Misbruik uitleenconstructies binnen de kennismigrantenregeling
Migratiebeleid
Brief regering
Nummer: 2024D42903, datum: 2024-11-08, bijgewerkt: 2024-11-12 10:17, versie: 2
Directe link naar document (.docx), link naar pagina op de Tweede Kamer site.
Gerelateerde personen:- Eerste ondertekenaar: M.H.M. Faber-van de Klashorst, minister van Asiel en Migratie (Ooit PVV kamerlid)
Onderdeel van kamerstukdossier 30573 -218 Migratiebeleid.
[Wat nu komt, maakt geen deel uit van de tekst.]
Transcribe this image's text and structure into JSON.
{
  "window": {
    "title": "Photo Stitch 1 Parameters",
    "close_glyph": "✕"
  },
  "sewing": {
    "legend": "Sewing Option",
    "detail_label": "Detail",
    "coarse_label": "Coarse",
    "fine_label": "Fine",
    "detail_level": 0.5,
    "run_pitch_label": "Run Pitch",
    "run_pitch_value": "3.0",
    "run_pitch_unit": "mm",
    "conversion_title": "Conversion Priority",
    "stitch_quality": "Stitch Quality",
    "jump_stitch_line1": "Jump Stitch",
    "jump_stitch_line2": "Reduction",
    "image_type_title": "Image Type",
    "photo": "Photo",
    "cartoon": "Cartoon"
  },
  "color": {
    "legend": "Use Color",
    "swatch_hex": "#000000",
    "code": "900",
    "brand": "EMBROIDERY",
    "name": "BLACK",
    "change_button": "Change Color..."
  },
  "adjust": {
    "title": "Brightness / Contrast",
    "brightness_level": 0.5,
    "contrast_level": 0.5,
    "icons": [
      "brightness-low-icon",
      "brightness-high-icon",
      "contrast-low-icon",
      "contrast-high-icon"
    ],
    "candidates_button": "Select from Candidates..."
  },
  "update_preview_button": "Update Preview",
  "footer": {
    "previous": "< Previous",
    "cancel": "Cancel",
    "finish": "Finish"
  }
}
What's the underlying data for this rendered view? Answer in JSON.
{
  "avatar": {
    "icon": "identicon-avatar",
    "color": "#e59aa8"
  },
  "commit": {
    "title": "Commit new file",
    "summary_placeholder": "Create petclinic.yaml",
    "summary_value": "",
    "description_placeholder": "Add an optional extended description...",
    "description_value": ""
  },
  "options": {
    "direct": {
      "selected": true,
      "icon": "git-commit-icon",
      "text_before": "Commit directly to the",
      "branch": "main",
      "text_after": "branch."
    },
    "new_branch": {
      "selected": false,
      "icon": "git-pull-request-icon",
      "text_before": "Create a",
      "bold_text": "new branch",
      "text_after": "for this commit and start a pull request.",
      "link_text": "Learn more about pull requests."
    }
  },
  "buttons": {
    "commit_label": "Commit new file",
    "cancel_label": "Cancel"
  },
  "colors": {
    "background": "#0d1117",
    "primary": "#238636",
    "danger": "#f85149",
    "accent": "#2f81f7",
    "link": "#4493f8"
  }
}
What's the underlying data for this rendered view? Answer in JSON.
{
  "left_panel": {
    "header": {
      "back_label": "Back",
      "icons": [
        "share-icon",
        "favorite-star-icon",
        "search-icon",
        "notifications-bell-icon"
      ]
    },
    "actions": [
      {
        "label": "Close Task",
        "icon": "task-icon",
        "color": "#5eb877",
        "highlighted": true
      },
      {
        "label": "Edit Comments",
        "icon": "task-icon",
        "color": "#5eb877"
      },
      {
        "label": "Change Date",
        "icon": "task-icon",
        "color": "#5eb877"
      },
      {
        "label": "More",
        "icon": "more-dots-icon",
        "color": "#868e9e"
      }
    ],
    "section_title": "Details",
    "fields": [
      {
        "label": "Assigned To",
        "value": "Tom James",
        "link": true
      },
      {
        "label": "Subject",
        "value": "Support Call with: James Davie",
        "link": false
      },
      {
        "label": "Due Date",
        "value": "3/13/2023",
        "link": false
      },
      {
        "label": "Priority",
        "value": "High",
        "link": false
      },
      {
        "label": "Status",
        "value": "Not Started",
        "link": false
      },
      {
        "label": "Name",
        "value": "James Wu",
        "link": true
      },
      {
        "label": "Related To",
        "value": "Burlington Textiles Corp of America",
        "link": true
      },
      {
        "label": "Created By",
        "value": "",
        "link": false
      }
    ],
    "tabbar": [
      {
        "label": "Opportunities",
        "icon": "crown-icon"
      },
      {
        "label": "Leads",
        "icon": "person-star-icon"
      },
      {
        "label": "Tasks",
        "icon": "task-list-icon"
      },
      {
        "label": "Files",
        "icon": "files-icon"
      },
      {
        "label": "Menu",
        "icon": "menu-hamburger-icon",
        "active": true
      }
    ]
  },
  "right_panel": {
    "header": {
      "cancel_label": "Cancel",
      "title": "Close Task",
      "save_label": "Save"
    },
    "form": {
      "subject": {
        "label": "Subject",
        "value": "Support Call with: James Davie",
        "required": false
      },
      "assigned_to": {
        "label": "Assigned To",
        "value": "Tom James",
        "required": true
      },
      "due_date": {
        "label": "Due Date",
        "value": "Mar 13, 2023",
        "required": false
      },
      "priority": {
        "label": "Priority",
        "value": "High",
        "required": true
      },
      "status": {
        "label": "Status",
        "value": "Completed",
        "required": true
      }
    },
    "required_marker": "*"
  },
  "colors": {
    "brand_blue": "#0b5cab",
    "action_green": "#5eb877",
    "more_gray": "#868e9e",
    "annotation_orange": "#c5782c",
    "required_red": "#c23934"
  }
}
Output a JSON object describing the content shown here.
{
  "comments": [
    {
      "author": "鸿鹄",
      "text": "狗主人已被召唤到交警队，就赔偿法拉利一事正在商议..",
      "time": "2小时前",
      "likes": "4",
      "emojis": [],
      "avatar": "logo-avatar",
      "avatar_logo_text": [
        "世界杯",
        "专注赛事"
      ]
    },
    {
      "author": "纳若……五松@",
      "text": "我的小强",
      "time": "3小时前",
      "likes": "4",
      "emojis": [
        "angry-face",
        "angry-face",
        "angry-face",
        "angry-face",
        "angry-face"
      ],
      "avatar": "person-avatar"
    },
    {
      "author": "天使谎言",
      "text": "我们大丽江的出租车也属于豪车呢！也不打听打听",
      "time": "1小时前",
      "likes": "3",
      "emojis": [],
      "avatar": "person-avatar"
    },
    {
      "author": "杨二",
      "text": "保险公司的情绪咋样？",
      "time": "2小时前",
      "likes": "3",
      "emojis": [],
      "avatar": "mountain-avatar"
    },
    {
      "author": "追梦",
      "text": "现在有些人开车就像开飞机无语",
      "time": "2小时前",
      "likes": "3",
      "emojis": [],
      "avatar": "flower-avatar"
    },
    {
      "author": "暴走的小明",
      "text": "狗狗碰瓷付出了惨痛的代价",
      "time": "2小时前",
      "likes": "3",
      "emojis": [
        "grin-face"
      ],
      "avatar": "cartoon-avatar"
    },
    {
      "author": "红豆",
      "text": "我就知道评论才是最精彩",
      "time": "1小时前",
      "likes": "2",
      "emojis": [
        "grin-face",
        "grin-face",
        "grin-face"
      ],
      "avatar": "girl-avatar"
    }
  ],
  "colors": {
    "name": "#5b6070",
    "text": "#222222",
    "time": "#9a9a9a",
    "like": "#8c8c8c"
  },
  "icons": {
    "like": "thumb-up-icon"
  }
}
Onderdeel van zaak 2024Z17909:
- Indiener: M.H.M. Faber-van de Klashorst, minister van Asiel en Migratie
- Volgcommissie: vaste commissie voor Sociale Zaken en Werkgelegenheid
- Volgcommissie: vaste commissie voor Justitie en Veiligheid
- Volgcommissie: vaste commissie voor Economische Zaken
- Voortouwcommissie: vaste commissie voor Asiel en Migratie
- 2024-11-12 15:45: Regeling van werkzaamheden (Regeling van werkzaamheden), TK
- 2024-11-13 13:30: Procedures en brieven (Procedurevergadering), vaste commissie voor Asiel en Migratie
- 2024-12-19 10:00: Vreemdelingen- en asielbeleid (Commissiedebat), vaste commissie voor Asiel en Migratie
Preview document (🔗 origineel)
30 573 Migratiebeleid
30 821 Nationale Veiligheid
Nr. 218 Brief van de minister van Asiel en Migratie
Aan de Voorzitter van de Tweede Kamer der Staten-Generaal
Den Haag, 8 november 2024
Nederland staat al jaren in de top van de meest concurrerende economieën ter wereld, maar is recentelijk gedaald van plek 5 naar plek 9 in de lijst van concurrerende landen.1 Nederland staat dan ook voor uitdagingen. Mede daarom zet het kabinet geruime tijd in op het stimuleren van en investeren in de kenniseconomie waarmee het kennis- en vaardighedenniveau van een diverse beroepsbevolking wordt bevorderd alsook zorg wordt gedragen voor de aanwezigheid van voldoende kennis en talent. Om de kenniseconomie te stimuleren en te versterken is de kennismigrantenregeling in 2004 geïntroduceerd. De kennismigrantenregeling is laagdrempelig van karakter en is in het leven geroepen om Nederlandse werkgevers beter in staat te stellen om kenniswerkers met specifieke kennis en/of vaardigheden van buiten de Europese Unie aan te trekken. Met de totstandkoming van de Wet Modern Migratiebeleid (hierna: MoMi) in 2013 is de referentensystematiek geïntroduceerd. Het doel van het introduceren van de referentsystematiek is het versterken van de positie van de referent in het reguliere vreemdelingenbeleid door uitbreiding en wettelijke verankering van diens verantwoordelijkheden en verplichtingen. Met het erkend referentschap, waarbij de werkgever wordt getoetst op betrouwbaarheid, continuïteit en solvabiliteit, is er toegang tot een versnelde en vereenvoudigde aanvraagprocedure voor kennismigranten. Zowel de kennismigrantenregeling als uitleenconstructies binnen de kennismigrantenregeling blijken in veel gevallen de oplossing te bieden voor bedrijven met een behoefte aan internationaal talent.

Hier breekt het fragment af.